Cherniavskiĭ A M, Al'sov S A, Tsirikhov V R, Kliver E N
Department of Aorta and Coronary Arteries Surgery, National Medical Research Centre named after Academician E.N. Meshalkin under the RF Ministry of Public Health, Novosibirsk, Russia.
Angiol Sosud Khir. 2019;25(1):169-174. doi: 10.33529/angio2019123.
Presented herein is the remote (more than 15-year follow up) result of successful surgical treatment of aortic coarctation complicated by septic aortitis and a false aneurysm of the anastomosis between the graft and the aortic arch. In 2002, after correction of aortic coarctation the woman was admitted to our Clinic with an incompetent proximal anastomosis and an infected aortic pseudoaneurysm. Taking into consideration the general and local septic process, repeat reconstruction of the thoracic aorta was impossible due to the risk for generalization of the infectious process and fatal complications. Therefore, the woman was subjected to extra-anatomical bypass grafting of the thoracic aorta with a synthetic graft from the ascending aorta to the infrarenal portion of the abdominal aorta in order to isolate the infection focus to be followed by removal thereof.
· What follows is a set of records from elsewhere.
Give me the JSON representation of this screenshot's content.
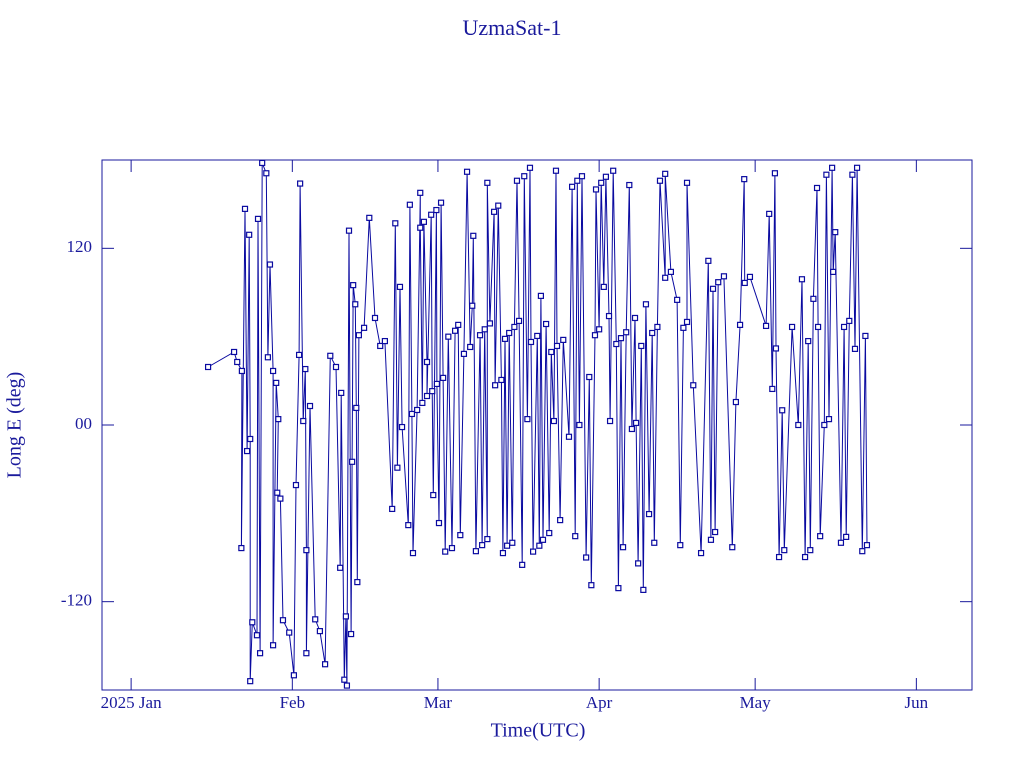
{
  "chart_data": {
    "type": "line",
    "title": "UzmaSat-1",
    "xlabel": "Time(UTC)",
    "ylabel": "Long E (deg)",
    "color": "#0a0aa0",
    "xlim": [
      -5.6,
      161.7
    ],
    "ylim": [
      -180,
      180
    ],
    "xticks": [
      {
        "value": 0,
        "label": "2025 Jan"
      },
      {
        "value": 31,
        "label": "Feb"
      },
      {
        "value": 59,
        "label": "Mar"
      },
      {
        "value": 90,
        "label": "Apr"
      },
      {
        "value": 120,
        "label": "May"
      },
      {
        "value": 151,
        "label": "Jun"
      }
    ],
    "yticks": [
      -120,
      {
        "value": 0,
        "label": "00"
      },
      120
    ],
    "x": [
      14.8,
      19.8,
      20.4,
      21.3,
      21.2,
      21.9,
      22.3,
      22.7,
      22.9,
      22.9,
      23.3,
      24.2,
      24.4,
      24.8,
      25.2,
      26,
      26.3,
      26.7,
      27.3,
      27.3,
      27.9,
      28.3,
      28.1,
      28.7,
      29.2,
      30.4,
      31.3,
      31.7,
      32.3,
      32.5,
      33.1,
      33.5,
      33.7,
      33.7,
      34.4,
      35.4,
      36.3,
      37.3,
      38.3,
      39.4,
      40.2,
      40.4,
      41,
      41.3,
      41.5,
      41.9,
      42.3,
      42.5,
      42.7,
      43.1,
      43.3,
      43.5,
      43.8,
      44.8,
      45.8,
      46.9,
      47.9,
      48.8,
      50.2,
      50.8,
      51.2,
      51.7,
      52.1,
      53.3,
      53.6,
      54,
      54.2,
      55,
      55.6,
      55.6,
      56,
      56.3,
      56.9,
      56.9,
      57.7,
      57.9,
      58.1,
      58.7,
      58.8,
      59.2,
      59.6,
      60,
      60.4,
      61,
      61.7,
      62.3,
      62.9,
      63.3,
      64,
      64.6,
      65.2,
      65.6,
      65.8,
      66.3,
      67.1,
      67.5,
      68,
      68.5,
      68.5,
      69,
      69.8,
      70,
      70.6,
      71.2,
      71.5,
      71.9,
      72.3,
      72.7,
      73.3,
      73.7,
      74.2,
      74.6,
      75.2,
      75.6,
      76.2,
      76.7,
      76.9,
      77.3,
      78.1,
      78.5,
      78.8,
      79.2,
      79.8,
      80.4,
      80.8,
      81.3,
      81.7,
      81.9,
      82.5,
      83.1,
      84.2,
      84.8,
      85.4,
      85.8,
      86.2,
      86.7,
      87.5,
      88.1,
      88.5,
      89.2,
      89.4,
      90,
      90.4,
      90.9,
      91.3,
      91.9,
      92.1,
      92.7,
      93.3,
      93.7,
      94.2,
      94.6,
      95.2,
      95.8,
      96.3,
      96.9,
      97.1,
      97.5,
      98.1,
      98.5,
      99,
      99.6,
      100.2,
      100.6,
      101.2,
      101.7,
      102.7,
      102.7,
      103.8,
      105,
      105.6,
      106.2,
      106.9,
      106.9,
      108.1,
      109.6,
      111,
      111.5,
      111.9,
      112.3,
      112.9,
      114,
      115.6,
      116.3,
      117.1,
      117.9,
      118,
      119,
      122.1,
      122.7,
      123.3,
      123.8,
      124,
      124.6,
      125.2,
      125.6,
      127.1,
      128.3,
      129,
      129.6,
      130.2,
      130.6,
      131.2,
      131.9,
      132.1,
      132.5,
      133.3,
      133.7,
      134.2,
      134.8,
      135,
      135.4,
      136.5,
      137.1,
      137.5,
      138.1,
      138.7,
      139.2,
      139.6,
      140.6,
      141.2,
      141.5
    ],
    "values": [
      39.4,
      49.6,
      42.8,
      36.7,
      -83.6,
      146.8,
      -17.7,
      129.2,
      -9.5,
      -174,
      -134,
      -142.8,
      140,
      -155,
      178,
      171,
      46,
      109,
      36.7,
      -149.6,
      28.6,
      4,
      -46,
      -50,
      -132.6,
      -141,
      -170,
      -40.8,
      47.6,
      164,
      2.7,
      38,
      -85,
      -155,
      12.9,
      -132,
      -140,
      -162.5,
      47,
      39.4,
      -97,
      21.8,
      -173,
      -130,
      -177,
      132,
      -142,
      -25,
      95,
      82,
      11.6,
      -106.7,
      61,
      66,
      140.7,
      72.7,
      53.7,
      57,
      -57,
      137,
      -29,
      93.8,
      -1.4,
      -68,
      149.6,
      7.5,
      -87,
      10.2,
      157.7,
      134,
      15,
      138,
      42.8,
      19.7,
      142.8,
      23,
      -47.6,
      146,
      27.9,
      -66.6,
      151,
      32,
      -86,
      60,
      -83.6,
      64,
      68,
      -74.8,
      48.3,
      172,
      53,
      81,
      128.5,
      -85.7,
      61,
      -81.6,
      65,
      -77.5,
      164.5,
      69,
      144.8,
      27,
      149,
      30.6,
      -87,
      58.5,
      -82,
      62.5,
      -80,
      66.6,
      165.9,
      70.7,
      -95,
      169,
      4,
      174.7,
      56.4,
      -86,
      60.5,
      -82,
      87.7,
      -78,
      68.6,
      -73.4,
      49.6,
      2.7,
      172.7,
      53.7,
      -64.6,
      57.8,
      -8,
      161.8,
      -75.5,
      165.9,
      0,
      169,
      -90,
      32.6,
      -108.8,
      61,
      160,
      65,
      164.5,
      93.8,
      168.6,
      74,
      2.7,
      172.7,
      55,
      -110.8,
      59,
      -83,
      63,
      163,
      -2.7,
      72.7,
      1.4,
      -94,
      53.7,
      -112,
      82,
      -60.5,
      62.5,
      -80,
      66.6,
      165.9,
      100,
      170.6,
      104,
      85,
      -81.6,
      66,
      70,
      164.5,
      27,
      -87,
      111.5,
      -78,
      92.5,
      -72.7,
      97,
      101,
      -83,
      15.6,
      68,
      167,
      96.5,
      100.6,
      67.3,
      143.4,
      24.5,
      171,
      52,
      -89.7,
      10,
      -85,
      66.6,
      0,
      99,
      -89.7,
      57,
      -85,
      85.7,
      161,
      66.6,
      -75.5,
      0,
      170,
      4,
      174.7,
      104,
      131,
      -80,
      66.6,
      -76,
      70.7,
      170,
      51.7,
      174.7,
      -85.7,
      60.5,
      -81.6
    ]
  }
}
The postoperative period turned out uneventful, with no complications. After 15 years, the woman was examined again, with her condition being stable. The findings of contrast-enhanced magnetic resonance imaging demonstrated complete patency of the extra-anatomical bypass graft. The carotid-subclavian anastomosis functioned well, without narrowed portions. No infectious complications after the carried out operations were observed. Using extra-anatomical bypass grafting with exclusion from circulation and removal of the infected portion of the aorta along with the graft is one of reliable variants of treatment for such a severe complication as an infected false aneurysm.
本文介绍了主动脉缩窄合并感染性主动脉炎及移植物与主动脉弓吻合处假性动脉瘤的成功手术治疗的远期(超过15年随访)结果。2002年,在矫正主动脉缩窄后,该女性因近端吻合口功能不全及感染性主动脉假性动脉瘤入住我院。考虑到全身和局部的感染过程,由于感染扩散和致命并发症的风险,无法再次重建胸主动脉。因此,该女性接受了胸主动脉解剖外旁路移植术,使用合成移植物从升主动脉至腹主动脉肾下段,以隔离感染灶并随后切除。术后恢复顺利,无并发症。15年后,该女性再次接受检查,病情稳定。对比增强磁共振成像结果显示解剖外旁路移植物完全通畅。颈动脉-锁骨下动脉吻合功能良好,无狭窄部位。术后未观察到感染并发症。采用解剖外旁路移植术,排除循环并切除主动脉感染部分及移植物,是治疗感染性假性动脉瘤这种严重并发症的可靠方法之一。